Pożegnanie zmarłego miało odbyć się 27 lutego br. rano w Kiełczowie. Później ciało miało zostać skremowane i złożone na cmentarzu na Marszowicach. Jak relacjonuje w rozmowie z „Gazetą Wyborczą” pani Dorota, siostra pana Arkadiusza, tuż przed pożegnaniem pracownik cmentarnej kaplicy przekazał, że jedna osoba może wejść do środka, żeby rozpoznać ciało. – Weszła Marta, moja bratanica z mężem. Od razu się zdziwili, bo trumna była drewniana, a nie taka przeznaczona do kremacji. Ale kiedy kaplicowy otworzył trumnę, bratanica przeżyła szok. Była w niej kobieta w różowej garsonce – relacjonuje krewna zmarłego. – „To nie ojciec” – usłyszałam od Marty – opowiada.


Zobacz wideo

Uczniowie o religii w szkołach. „To kompletna pomyłka” [SONDA]

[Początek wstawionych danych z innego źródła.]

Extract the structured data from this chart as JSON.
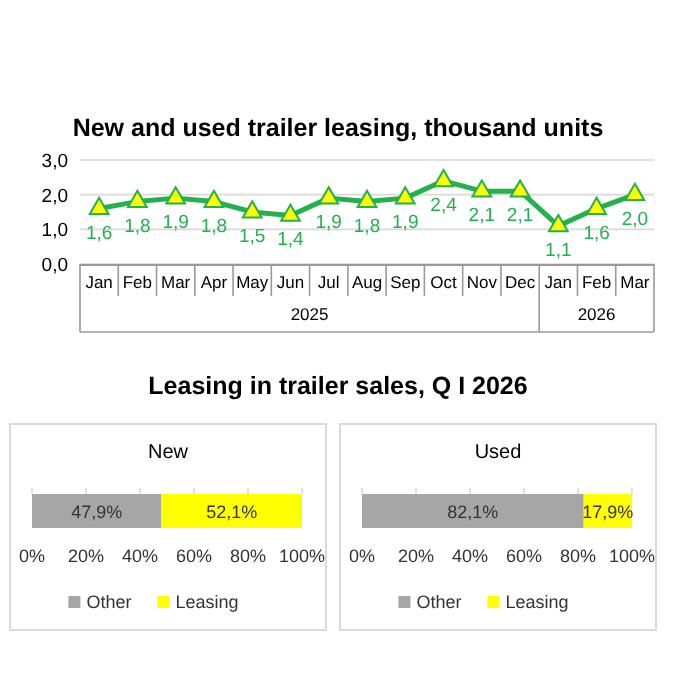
{
  "chart_data": [
    {
      "type": "line",
      "title": "New and used trailer leasing, thousand units",
      "categories": [
        "Jan",
        "Feb",
        "Mar",
        "Apr",
        "May",
        "Jun",
        "Jul",
        "Aug",
        "Sep",
        "Oct",
        "Nov",
        "Dec",
        "Jan",
        "Feb",
        "Mar"
      ],
      "series": [
        {
          "color": "#22b14c",
          "values": [
            1.6,
            1.8,
            1.9,
            1.8,
            1.5,
            1.4,
            1.9,
            1.8,
            1.9,
            2.4,
            2.1,
            2.1,
            1.1,
            1.6,
            2.0
          ],
          "value_labels": [
            "1,6",
            "1,8",
            "1,9",
            "1,8",
            "1,5",
            "1,4",
            "1,9",
            "1,8",
            "1,9",
            "2,4",
            "2,1",
            "2,1",
            "1,1",
            "1,6",
            "2,0"
          ]
        }
      ],
      "ylim": [
        0,
        3
      ],
      "yticks": [
        {
          "value": 0,
          "label": "0,0"
        },
        {
          "value": 1,
          "label": "1,0"
        },
        {
          "value": 2,
          "label": "2,0"
        },
        {
          "value": 3,
          "label": "3,0"
        }
      ],
      "grid": "y",
      "marker": "triangle",
      "line_style": "solid",
      "annotations": [
        "2025",
        "2026"
      ]
    },
    {
      "type": "bar",
      "title": "New",
      "annotations": [
        "Leasing in trailer sales, Q I 2026"
      ],
      "orientation": "horizontal",
      "stacked": true,
      "categories": [
        null
      ],
      "series": [
        {
          "name": "Other",
          "color": "#a6a6a6",
          "values": [
            47.9
          ],
          "value_labels": [
            "47,9%"
          ]
        },
        {
          "name": "Leasing",
          "color": "#ffff00",
          "values": [
            52.1
          ],
          "value_labels": [
            "52,1%"
          ]
        }
      ],
      "xlim": [
        0,
        100
      ],
      "xticks": [
        {
          "value": 0,
          "label": "0%"
        },
        {
          "value": 20,
          "label": "20%"
        },
        {
          "value": 40,
          "label": "40%"
        },
        {
          "value": 60,
          "label": "60%"
        },
        {
          "value": 80,
          "label": "80%"
        },
        {
          "value": 100,
          "label": "100%"
        }
      ],
      "grid": "x",
      "legend": "bottom"
    },
    {
      "type": "bar",
      "title": "Used",
      "orientation": "horizontal",
      "stacked": true,
      "categories": [
        null
      ],
      "series": [
        {
          "name": "Other",
          "color": "#a6a6a6",
          "values": [
            82.1
          ],
          "value_labels": [
            "82,1%"
          ]
        },
        {
          "name": "Leasing",
          "color": "#ffff00",
          "values": [
            17.9
          ],
          "value_labels": [
            "17,9%"
          ]
        }
      ],
      "xlim": [
        0,
        100
      ],
      "xticks": [
        {
          "value": 0,
          "label": "0%"
        },
        {
          "value": 20,
          "label": "20%"
        },
        {
          "value": 40,
          "label": "40%"
        },
        {
          "value": 60,
          "label": "60%"
        },
        {
          "value": 80,
          "label": "80%"
        },
        {
          "value": 100,
          "label": "100%"
        }
      ],
      "grid": "x",
      "legend": "bottom"
    }
  ]
}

„Ciało było przygotowane do pogrzebu”

Pani Dorota szybko skontaktowała się z firmą organizującą pogrzeb, jednak nie od razu udało jej się ustalić, co zaszło. W końcu, po 50 minutach od godziny planowanego pożegnania pana Arkadiusza, na cmentarz wjechał samochód z ciałem zmarłego. Kobieta relacjonuje, że kierowca oznajmił, że „złapał gumę”. – Ciało było przygotowane do pogrzebu, ale miałam wrażenie, że jakby „na szybko”. Na twarzy miał jeszcze świeży puder. Wyglądało to tak, jakby go na ostatnią chwilę ubierali – dodaje siostra mężczyzny. Ostatecznie – z powodu opóźnienia – kremacja ciała zmarłego odbyła się na innym cmentarzu, a złożenie urny już zgodnie z planowaną godziną po południu. 

Zakład mówi o niesprawiedliwych ocenach 

Pani Dorota po kilku dniach postanowiła udać się do zakładu, aby tam porozmawiać z właścicielem. Jak relacjonuje, poradzono jej złożenie reklamacji. Zamiast przeprosin miała usłyszeć słowa: „Czy u pani w firmie nigdy nie było pomyłek?”. W odpowiedzi na pytania „Gazety Wyborczej” na temat zajścia, zakład pisze o niesprawiedliwych ocenach. Zdaniem Archonu nie można mówić o „makabrycznej pomyłce”. Zakład przyznaje, że doszło do opóźnienia wynikającego z awarii pojazdu. Trzeba było podstawić drugi samochód. Zakład zaprzecza też tezom, jakoby ciało było przygotowane na ostatnią chwilę. Miało to być zrobione dzień wcześniej. Jak wynika z odpowiedzi zakładu, rodzina została poinformowana i przeproszona za zaistniałą sytuację.

To był inny pogrzeb?

Jak opisuje „Gazeta Wyborcza”, ponieważ kaplica cmentarna w Kiełczowie nie należy do spółki Archon, istnieje możliwość, że rodzina weszła na pożegnanie kolejnej osoby, gdyż te planowane są tam co pół godziny. „Co jednak może oznaczać – wbrew tłumaczeniom firmy – że ani rodziny, ani kierownictwa kaplicy na cmentarzu, nikt nie zawiadomił o awarii samochodu i spóźnieniu” – opisuje „GW”. Sprawa najprawdopodobniej trafi do sądu.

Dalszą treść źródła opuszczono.